A mortgage servicer of a home loan would have to answer a surviving spouse's request for information not later than the 30th day after the mortgage servicer receives the request, and provide the information that the mortgagor would have received in a standard monthly statement, including the current balance information, whether the loan is current and any amounts are delinquent, any loan number, and the amount of any escrow deposit for taxes and insurance purposes.

A mortgage servicer that provides the information under this section would not be liable to the estate of the mortgagor or any heir or beneficiary of the mortgagor.

Vote Recommendation Notes

House Bill 831 would create a procedure for surviving spouses of mortgagors, who are not a party to a home mortgage loan, to get information on the mortgage loan from mortgage loan servicers.

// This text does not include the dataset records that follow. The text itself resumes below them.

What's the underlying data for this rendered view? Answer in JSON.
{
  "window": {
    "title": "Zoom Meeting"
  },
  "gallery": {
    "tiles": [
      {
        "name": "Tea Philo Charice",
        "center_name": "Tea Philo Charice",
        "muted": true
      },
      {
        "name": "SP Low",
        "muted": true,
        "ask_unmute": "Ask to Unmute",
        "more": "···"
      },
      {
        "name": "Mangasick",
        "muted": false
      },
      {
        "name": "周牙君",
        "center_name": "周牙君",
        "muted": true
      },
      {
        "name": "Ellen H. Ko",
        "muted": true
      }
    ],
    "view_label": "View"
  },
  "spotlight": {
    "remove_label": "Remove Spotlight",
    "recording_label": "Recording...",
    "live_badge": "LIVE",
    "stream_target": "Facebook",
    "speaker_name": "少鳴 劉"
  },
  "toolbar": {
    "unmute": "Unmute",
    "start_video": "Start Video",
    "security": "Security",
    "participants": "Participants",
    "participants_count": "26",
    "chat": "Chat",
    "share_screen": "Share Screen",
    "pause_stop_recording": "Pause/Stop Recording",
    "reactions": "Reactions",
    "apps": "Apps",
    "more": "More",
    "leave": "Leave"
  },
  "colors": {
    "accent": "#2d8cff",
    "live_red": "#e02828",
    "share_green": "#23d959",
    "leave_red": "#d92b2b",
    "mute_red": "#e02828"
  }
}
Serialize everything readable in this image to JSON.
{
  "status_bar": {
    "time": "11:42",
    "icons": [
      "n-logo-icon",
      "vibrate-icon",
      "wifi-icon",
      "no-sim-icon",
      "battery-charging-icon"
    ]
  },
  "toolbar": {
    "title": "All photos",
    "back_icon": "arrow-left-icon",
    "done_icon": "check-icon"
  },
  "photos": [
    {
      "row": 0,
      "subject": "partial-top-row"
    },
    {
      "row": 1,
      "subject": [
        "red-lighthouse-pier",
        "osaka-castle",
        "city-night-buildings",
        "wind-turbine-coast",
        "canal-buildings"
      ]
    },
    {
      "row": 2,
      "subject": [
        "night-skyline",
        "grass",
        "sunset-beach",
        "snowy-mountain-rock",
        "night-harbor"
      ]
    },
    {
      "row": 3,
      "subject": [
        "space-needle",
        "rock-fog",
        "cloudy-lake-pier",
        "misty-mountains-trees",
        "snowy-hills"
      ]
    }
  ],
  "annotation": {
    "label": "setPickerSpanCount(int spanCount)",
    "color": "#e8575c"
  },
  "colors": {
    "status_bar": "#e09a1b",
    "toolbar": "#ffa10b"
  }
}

This bill would potentially favor property rights of surviving spouses that would not have to go through an often costly judicial action to get this information. On the other hand, because the bill requires that the service mortgagor provide the information, and does not make it an option, it could eventually add a burden to these businesses.

Furthermore, in situations where the surviving spouse is not the heir to the residence, this could be considered by the rightful heirs as an intrusion in their property rights. 

Due to the conflict within the property rights principle presented by this bill, we remain neutral.